I stayed in the doorway, dripping melted snow onto the carpet, staring at the disaster my room had been made into while I’d been at the principal’s office. My cheeks felt on fire as I heard several people making their way up the stairs, close to where my trashed room and I were. I reached behind me, and shut the door quietly, making sure to lock it this time. The school administrators usually didn’t let us lock the doors, but this was for more my safety than the student body’s. I dropped my jacket on the floor, not caring that it was still soaking wet. Then I got to work, glancing at the clock that read 4:33 pm.

When I was done cleaning, the clock was blinking 8:56 pm. My room looked relatively normal, feathers all picked up and shoved into green garbage bags.

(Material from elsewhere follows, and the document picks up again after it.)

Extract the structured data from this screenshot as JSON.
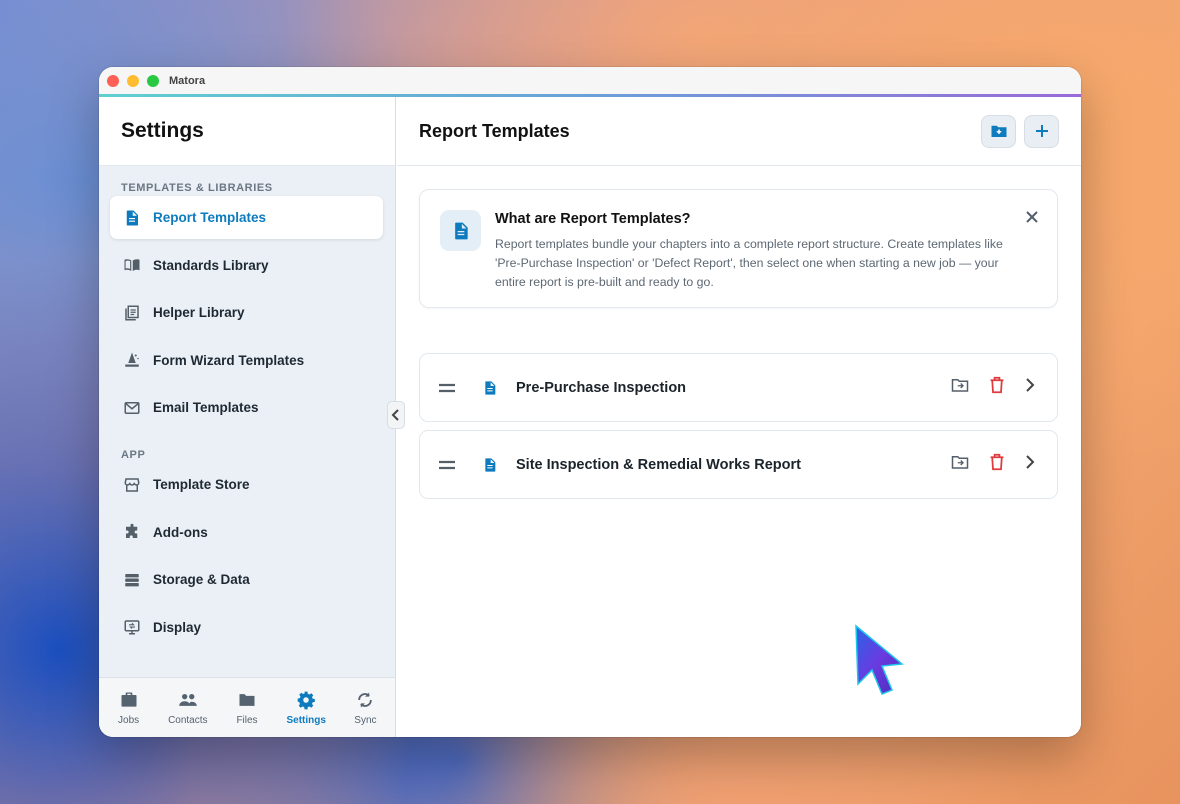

Most of my clothes were in there too, some weird and gross liquid poured over them. It smelled strongly like gasoline and piss, which I was guessing wouldn’t get washed out. The wall I’d been scrubbing at for the past hour, iPod plugged into my ears faithfully so I wouldn’t hear my partying dorm neighbours, still had a shadow of the words painted in the same shit my clothes had been doused in. It made me pissed off, having to clean up the words   fucking bastard as punishment for hurting just one of the kids that had been making my life hell. No doubt, as retribution, it had been his friends that had trashed my room, but even if I went to Principal McHiggens he’d just quietly turn his back on the situation. He didn’t have to care about me, because I wasn’t a student anymore, and yet I still had to clean up my room since it was school property.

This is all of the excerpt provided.